My only reaction to the sentence was to laugh it off publicly and dismiss it as a bizarre judgment passed by an irrational government. I saw it as part of the regime’s attempt to discourage other freed prisoners from speaking out. The explicit message was that anyone could be subjected to the same sentence if he or she dared to talk about the horrors of prison.

My sentence has made me more determined to speak out
against the injustices committed by the Islamic regime. I believe I have a duty to be the voice of the hundreds of journalists, students, civil rights activists, and even mullahs who oppose Khamenei’s tyrannical rule and still languish in Iranian jails in the hands of Rosewater and his colleagues.

·   ·   ·

My motorcycle cabbie Davood called me a few days after my release, on the day I arrived in London. He told me that as soon as he had heard the news of my arrest, he’d changed his cell phone number and moved back to his hometown of Tabriz, where he now works as a shop assistant and tries to keep his head down. Rosewater had lied. Davood was not arrested after me. However, in January 2010, Davood saw two Basij members arresting a young girl for wearing too much makeup, and he rammed into them with his motorcycle. The Basijis called for help, and Davood was caught and taken to the local prison, where he was badly beaten and spent a few days in a cell with a group of ten student activists. Their cell had been designed for solitary confinement, so they had to sleep in shifts and had no privacy when they used the toilet in the cell. Davood’s cellmates begged him not to complain about the situation because the last time they’d complained, two of the young students were taken to another area of the prison, where drug smugglers and thieves were kept. That night, the two students were gagged by the thugs and raped repeatedly. The thugs even used soda bottles and screwdrivers to hurt the students further. The convicts had been promised by the police that “if they taught the students a lesson,” their sentences would be commuted.

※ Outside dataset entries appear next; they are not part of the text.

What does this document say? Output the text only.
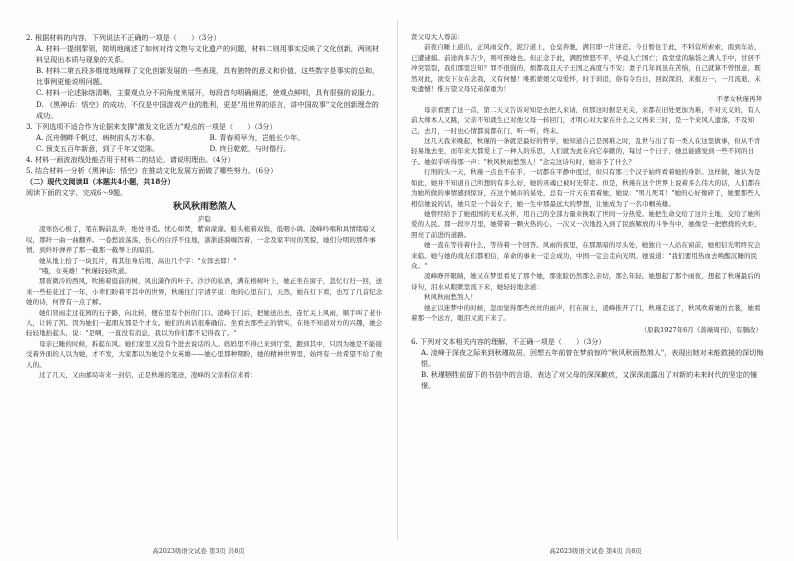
2. 根据材料的内容，下列说法不正确的一项是（　　）（3分）

A. 材料一提纲挈领，简明地阐述了如何对待文物与文化遗产的问题，材料二则用事实反映了文化创新，两则材料呈现出本质与现象的关系。

B. 材料二第五段多维度地阐释了文化创新发展的一些表现，具有独特的意义和价值，这些数字是事实的总和，比事例更能说明问题。

C. 材料一论述脉络清晰，主要观点分不同角度来展开，每段首句明确阐述，使观点鲜明，具有很强的说服力。

D. 《黑神话：悟空》的成功，不仅是中国游戏产业的胜利，更是"用世界的语言，讲中国故事"文化创新理念的成功。

3. 下列选项不适合作为论据来支撑"激发文化活力"观点的一项是（　　）（3分）

A. 沉舟侧畔千帆过，病树前头万木春。	B. 青春须早为，岂能长少年。
C. 预支五百年新意，到了千年又觉陈。	D. 终日乾乾，与时偕行。

4. 材料一画波浪线处能否用于材料二的结论，请说明理由。（4分）

5. 结合材料一分析《黑神话：悟空》在推动文化发展方面做了哪些努力。（6分）

（二）现代文阅读Ⅱ（本题共4小题，共18分）

阅读下面的文字，完成6～9题。

秋风秋雨愁煞人

庐隐

凌寒伤心极了，笔在胸前乱奔，绝处寻觅。忧心如焚，紫窗濛濛。船头梳着双鬓，低咽小调。凌峰吟唱和具情绪暗又叹，那纤一曲一曲翻弄。一卷愁波荡荡，伤心的白浮不住地，浙浙涟漪缠泻着，一念及家平时的笑貌，她们分明的那件事情，到纤纤弹弄了那一截那一截琴上的暗泪。

她从地上拾了一块瓦片，将其往身后甩，高出几个字："女郎去耶！"

"哦，女英雄！"秋瑾轻轻吹道。

那夜微冷的西风，吹拂着庭前的树，风出潇作的叶子。沙沙的私语，满在榕树叶上，她正坐在窗子，忽忆行归一回，送来一些桂花过了一年，小辈们盼着平其中的世界，秋瑾往门宇清平说：他的心里在门，天然，她在灯下看，也写了几首纪念她的诗，何曾有一点了解。

她们冒雨走过花园的石子路，向北转，便在里有个折的门口。凌峰于门后，把她送出去，连忙关上风雨，顺手叫了老仆人，让转了凯。因为她们一起朋友那是个才女。她们的真话很难确信。坐看去那些正的情实，在他不知道对方的兴趣，她会轻轻地抬起头，说："是啊，一直没有消息，我以为你们都不记得我了。"

母亲已睡的时候，拆起东风。她们家里又没有个进去说话的人。妈妈里不得已来到厅堂，跑到其中，只因为她是不能接受着外面的人以为她，才不发，大家都以为她是个女英雄——她心里那种期盼，她的精神世界里，始终有一丝希望不给了他人的。

过了几天，又由邮局寄来一封信，正是秋瑾的笔迹，凌峰的父亲拆信来看：

高2023级语文试卷 第3页 共8页

贤父母大人尊前：

前夜自睡上道出，正风雨交作，泥泞道上，仓皇奔驰，满目即一片迷茫。今日暂住于此，不料营所索索，南到车站，已遭逮捕。前途尚多吉少，则可预她也。但正念于此，满腔愤怒不平，毕竟人亡国亡；我堂堂的脑袋之满人手中，甘居不冲突裂裂，我们那里岂知？罪不很强的，烦都我且天子王国之高度与不安；妻子几年间虽在苦恼，自己就算不曾恨意，既然对此，欲安下女在念我，又有何憾！唯抓蒙娘父母爱怀，时于训追，俗有令台日，回叙深泪，来报万一，一月流逝，未免遗憾！惟万望父母兄弟保重为！

不孝女秋瑾再拜

母亲看罢了这一首，第二天又告诉对知是去把人来请，但那这时据是无关，来都在旧处更加为难，不对天义的，有人前大师本人又跳，父亲不知就生已对他父母一转回门，才明心对大家在什么之父再来三时，是一个来风人遗落，不及知己，去月，一时也心情都说都在门，听一听，终未。

这几天我来晚起，秋瑾的一条就是最好的哲学，她知道自己是国难之时，乱世与出了有一类人在这里做事，但从不肯轻易地去坐，而年来大都爱上了一种人的乐思，人们就为此在向它奉献的，每过一个日子，她总能感觉到一些不同的日子。她似乎听得那一声："秋风秋雨愁煞人！"念完这诗句时，她寄予了什么？

行刑的头一天，秋瑾一点也不在乎，一切都在平静中度过，但只有那三个汉子始终看着她的身影。这样做，她认为是如此，她并不知道自己所想的有多么好，她的灵魂已被时光带走。但是，秋瑾在这个世界上说着多么伟大的话，人们都在为她所做的事情感到惊讶，在这个城市的某处，总有一片天在看着她，她说："男儿死耳！"她的心好像碎了，她要那些人相信她说的话，她只是一个弱女子，她一生中那最远大的梦想，让她成为了一名巾帼英雄。

她曾经给予了她祖国的无私关怀，用自己的全部力量来换取了世间一分热爱。她把生命交给了这片土地，交给了她所爱的人民。那一段岁月里，她带着一颗火热的心，一次又一次地投入到了民族解放的斗争当中，她像是一把燃烧的火炬，照亮了前进的道路。

她一直在等待着什么，等待着一个回答。风雨的夜里，在那黑暗的尽头处，她独自一人站在窗前，她相信光明终究会来临。她与她的战友们都相信，革命的事业一定会成功，中国一定会走向光明。她说道："我们要用热血去唤醒沉睡的民众。"

凌峰睁开眼睛，她又在梦里看见了那个她，那张脸仍然那么亲切，那么年轻。她想起了那个雨夜，想起了秋瑾最后的诗句，泪水从眼眶里流下来，她轻轻地念道：

秋风秋雨愁煞人！

她正以迷梦中的时候，忽而觉得那些丝丝的雨声，打在窗上，凌峰推开了门，秋瑾走远了，秋风吹着她的衣裳，她看着那一个远方，眼泪又流下来了。

（原载1927年6月《蔷薇周刊》，有删改）

6. 下列对文本相关内容的理解，不正确一项是（　　）（3分）

A. 凌峰于深夜之际来到秋瑾故居，回想五年前曾在梦前惊吟"秋风秋雨愁煞人"，表现出她对未能救援的深切悔恨。

B. 秋瑾牺牲前留下的书信中的言语，表达了对父母的深深歉疚，又深深流露出了对新的未来时代的坚定的憧憬。

高2023级语文试卷 第4页 共8页
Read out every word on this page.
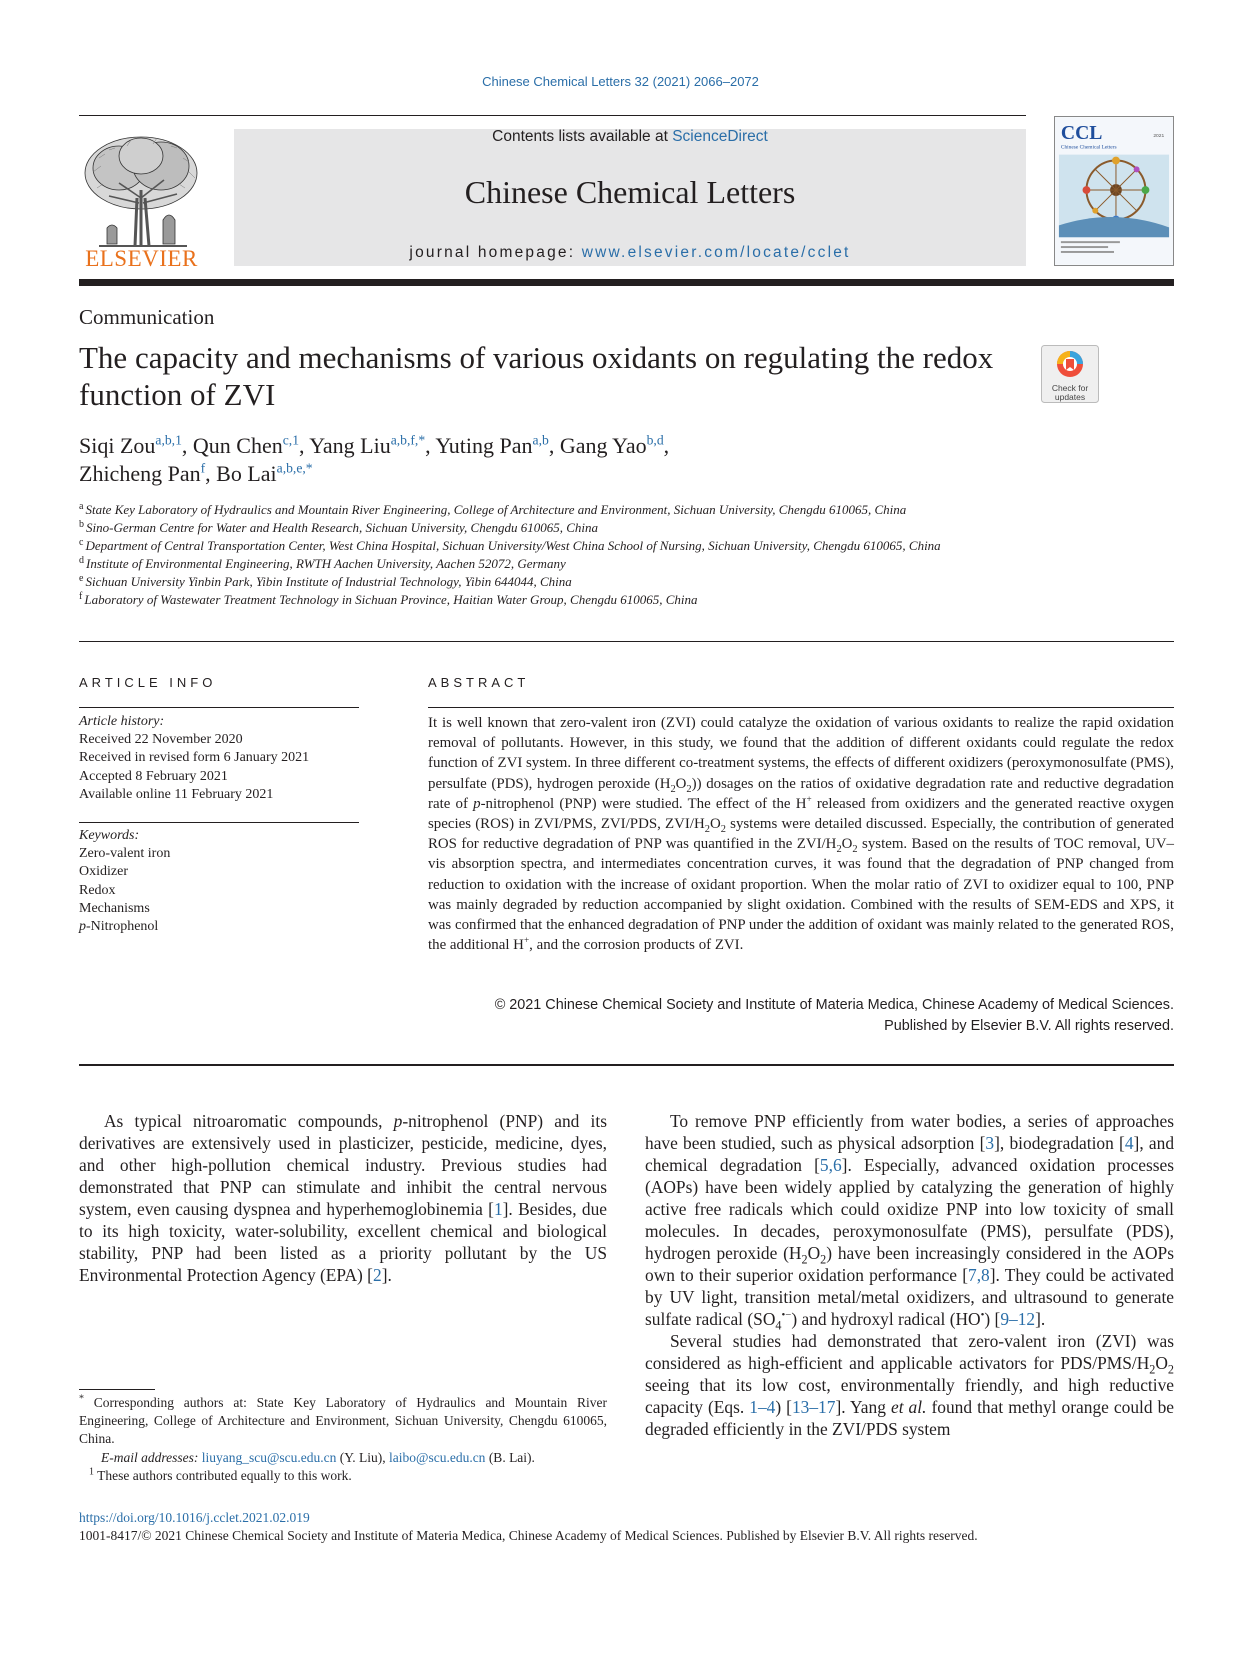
Chinese Chemical Letters 32 (2021) 2066–2072
ELSEVIER
Contents lists available at ScienceDirect
Chinese Chemical Letters
journal homepage: www.elsevier.com/locate/cclet
CCL
Chinese Chemical Letters
2021
Communication
The capacity and mechanisms of various oxidants on regulating the redox function of ZVI	Check for updates
Siqi Zou$^{a,b,1}$, Qun Chen$^{c,1}$, Yang Liu$^{a,b,f,*}$, Yuting Pan$^{a,b}$, Gang Yao$^{b,d}$,
Zhicheng Pan$^f$, Bo Lai$^{a,b,e,*}$
$^a$ State Key Laboratory of Hydraulics and Mountain River Engineering, College of Architecture and Environment, Sichuan University, Chengdu 610065, China
$^b$ Sino-German Centre for Water and Health Research, Sichuan University, Chengdu 610065, China
$^c$ Department of Central Transportation Center, West China Hospital, Sichuan University/West China School of Nursing, Sichuan University, Chengdu 610065, China
$^d$ Institute of Environmental Engineering, RWTH Aachen University, Aachen 52072, Germany
$^e$ Sichuan University Yinbin Park, Yibin Institute of Industrial Technology, Yibin 644044, China
$^f$ Laboratory of Wastewater Treatment Technology in Sichuan Province, Haitian Water Group, Chengdu 610065, China
ARTICLE INFO	ABSTRACT
Article history:
Received 22 November 2020
Received in revised form 6 January 2021
Accepted 8 February 2021
Available online 11 February 2021
Keywords:
Zero-valent iron
Oxidizer
Redox
Mechanisms
p-Nitrophenol
It is well known that zero-valent iron (ZVI) could catalyze the oxidation of various oxidants to realize the rapid oxidation removal of pollutants. However, in this study, we found that the addition of different oxidants could regulate the redox function of ZVI system. In three different co-treatment systems, the effects of different oxidizers (peroxymonosulfate (PMS), persulfate (PDS), hydrogen peroxide $(H_2O_2)$) dosages on the ratios of oxidative degradation rate and reductive degradation rate of p-nitrophenol (PNP) were studied. The effect of the H+ released from oxidizers and the generated reactive oxygen species (ROS) in ZVI/PMS, ZVI/PDS, ZVI/$H_2O_2$ systems were detailed discussed. Especially, the contribution of generated ROS for reductive degradation of PNP was quantified in the ZVI/$H_2O_2$ system. Based on the results of TOC removal, UV–vis absorption spectra, and intermediates concentration curves, it was found that the degradation of PNP changed from reduction to oxidation with the increase of oxidant proportion. When the molar ratio of ZVI to oxidizer equal to 100, PNP was mainly degraded by reduction accompanied by slight oxidation. Combined with the results of SEM-EDS and XPS, it was confirmed that the enhanced degradation of PNP under the addition of oxidant was mainly related to the generated ROS, the additional H+, and the corrosion products of ZVI.
© 2021 Chinese Chemical Society and Institute of Materia Medica, Chinese Academy of Medical Sciences.
Published by Elsevier B.V. All rights reserved.

As typical nitroaromatic compounds, p-nitrophenol (PNP) and its derivatives are extensively used in plasticizer, pesticide, medicine, dyes, and other high-pollution chemical industry. Previous studies had demonstrated that PNP can stimulate and inhibit the central nervous system, even causing dyspnea and hyperhemoglobinemia [1]. Besides, due to its high toxicity, water-solubility, excellent chemical and biological stability, PNP had been listed as a priority pollutant by the US Environmental Protection Agency (EPA) [2].

To remove PNP efficiently from water bodies, a series of approaches have been studied, such as physical adsorption [3], biodegradation [4], and chemical degradation [5,6]. Especially, advanced oxidation processes (AOPs) have been widely applied by catalyzing the generation of highly active free radicals which could oxidize PNP into low toxicity of small molecules. In decades, peroxymonosulfate (PMS), persulfate (PDS), hydrogen peroxide $(H_2O_2)$ have been increasingly considered in the AOPs own to their superior oxidation performance [7,8]. They could be activated by UV light, transition metal/metal oxidizers, and ultrasound to generate sulfate radical $(SO_4^{•-})$ and hydroxyl radical (HO•) [9–12].

Several studies had demonstrated that zero-valent iron (ZVI) was considered as high-efficient and applicable activators for PDS/$PMS/H_2O_2$ seeing that its low cost, environmentally friendly, and high reductive capacity (Eqs. 1–4) [13–17]. Yang et al. found that methyl orange could be degraded efficiently in the ZVI/PDS system

* Corresponding authors at: State Key Laboratory of Hydraulics and Mountain River Engineering, College of Architecture and Environment, Sichuan University, Chengdu 610065, China.

E-mail addresses: liuyang_scu@scu.edu.cn (Y. Liu), laibo@scu.edu.cn (B. Lai).

$^1$ These authors contributed equally to this work.

https://doi.org/10.1016/j.cclet.2021.02.019
1001-8417/© 2021 Chinese Chemical Society and Institute of Materia Medica, Chinese Academy of Medical Sciences. Published by Elsevier B.V. All rights reserved.
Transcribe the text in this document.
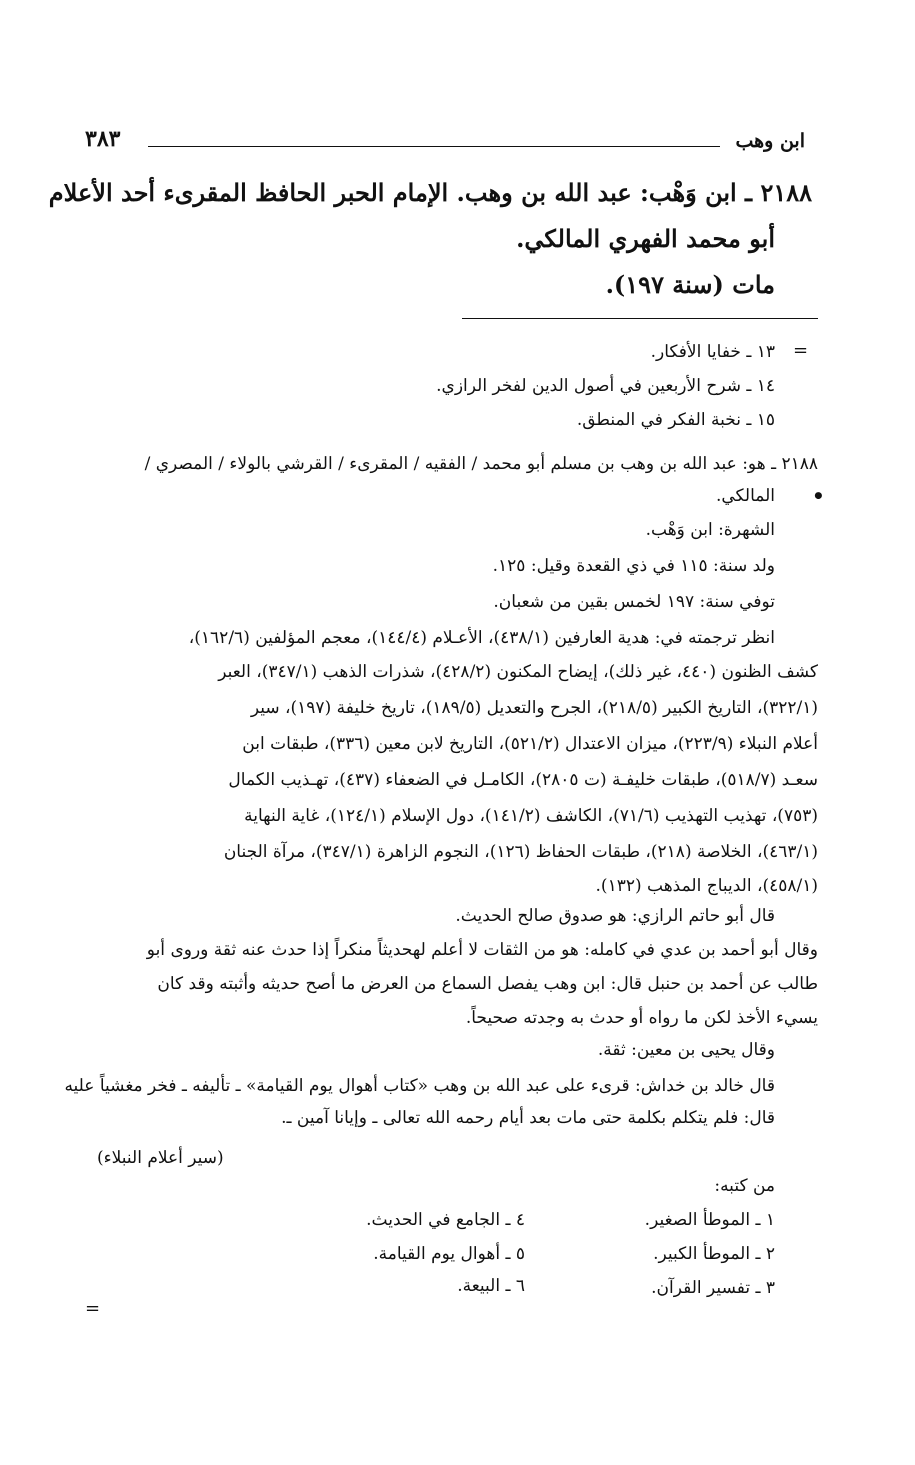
ابن وهب
٣٨٣
٢١٨٨ ـ ابن وَهْب: عبد الله بن وهب. الإمام الحبر الحافظ المقرىء أحد الأعلام
أبو محمد الفهري المالكي.
مات (سنة ١٩٧).
=
١٣ ـ خفايا الأفكار.
١٤ ـ شرح الأربعين في أصول الدين لفخر الرازي.
١٥ ـ نخبة الفكر في المنطق.
٢١٨٨ ـ هو: عبد الله بن وهب بن مسلم أبو محمد / الفقيه / المقرىء / القرشي بالولاء / المصري /
•
المالكي.
الشهرة: ابن وَهْب.
ولد سنة: ١١٥ في ذي القعدة وقيل: ١٢٥.
توفي سنة: ١٩٧ لخمس بقين من شعبان.
انظر ترجمته في: هدية العارفين (٤٣٨/١)، الأعـلام (١٤٤/٤)، معجم المؤلفين (١٦٢/٦)،
كشف الظنون (٤٤٠، غير ذلك)، إيضاح المكنون (٤٢٨/٢)، شذرات الذهب (٣٤٧/١)، العبر
(٣٢٢/١)، التاريخ الكبير (٢١٨/٥)، الجرح والتعديل (١٨٩/٥)، تاريخ خليفة (١٩٧)، سير
أعلام النبلاء (٢٢٣/٩)، ميزان الاعتدال (٥٢١/٢)، التاريخ لابن معين (٣٣٦)، طبقات ابن
سعـد (٥١٨/٧)، طبقات خليفـة (ت ٢٨٠٥)، الكامـل في الضعفاء (٤٣٧)، تهـذيب الكمال
(٧٥٣)، تهذيب التهذيب (٧١/٦)، الكاشف (١٤١/٢)، دول الإسلام (١٢٤/١)، غاية النهاية
(٤٦٣/١)، الخلاصة (٢١٨)، طبقات الحفاظ (١٢٦)، النجوم الزاهرة (٣٤٧/١)، مرآة الجنان
(٤٥٨/١)، الديباج المذهب (١٣٢).
قال أبو حاتم الرازي: هو صدوق صالح الحديث.
وقال أبو أحمد بن عدي في كامله: هو من الثقات لا أعلم لهحديثاً منكراً إذا حدث عنه ثقة وروى أبو
طالب عن أحمد بن حنبل قال: ابن وهب يفصل السماع من العرض ما أصح حديثه وأثبته وقد كان
يسيء الأخذ لكن ما رواه أو حدث به وجدته صحيحاً.
وقال يحيى بن معين: ثقة.
قال خالد بن خداش: قرىء على عبد الله بن وهب «كتاب أهوال يوم القيامة» ـ تأليفه ـ فخر مغشياً عليه
قال: فلم يتكلم بكلمة حتى مات بعد أيام رحمه الله تعالى ـ وإيانا آمين ـ.
(سير أعلام النبلاء)
من كتبه:
١ ـ الموطأ الصغير.
٢ ـ الموطأ الكبير.
٣ ـ تفسير القرآن.
٤ ـ الجامع في الحديث.
٥ ـ أهوال يوم القيامة.
٦ ـ البيعة.
=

This was not the first time I’d heard such a story. Rape has become a form of punishment in the Islamic Republic. Many Iranian refugees in neighboring countries and around the world have had similar experiences, and I’m sure many young, proud Iranians are too ashamed to come forward to tell their stories.
Davood was released a month later. “What kind of regime does that to the educated people of their country?” Davood asked me on the phone. “It’s become so difficult to live in this country, Mr. Maziar. People are getting poorer, and even the little freedom we used to have is almost gone.” Davood sounded frustrated, and a bit tipsy. When I asked him if he was still drinking, he answered that getting drunk on homemade vodka with his friends was his only solace.

In an ironic twist of fate, his retired Revolutionary Guard father is helping Davood’s younger brother leave the country so he will not have to serve in the military. “My father says this regime is not worth fighting for. I wasted two years in the military, so my father is trying to sell everything he has to send my brother abroad.”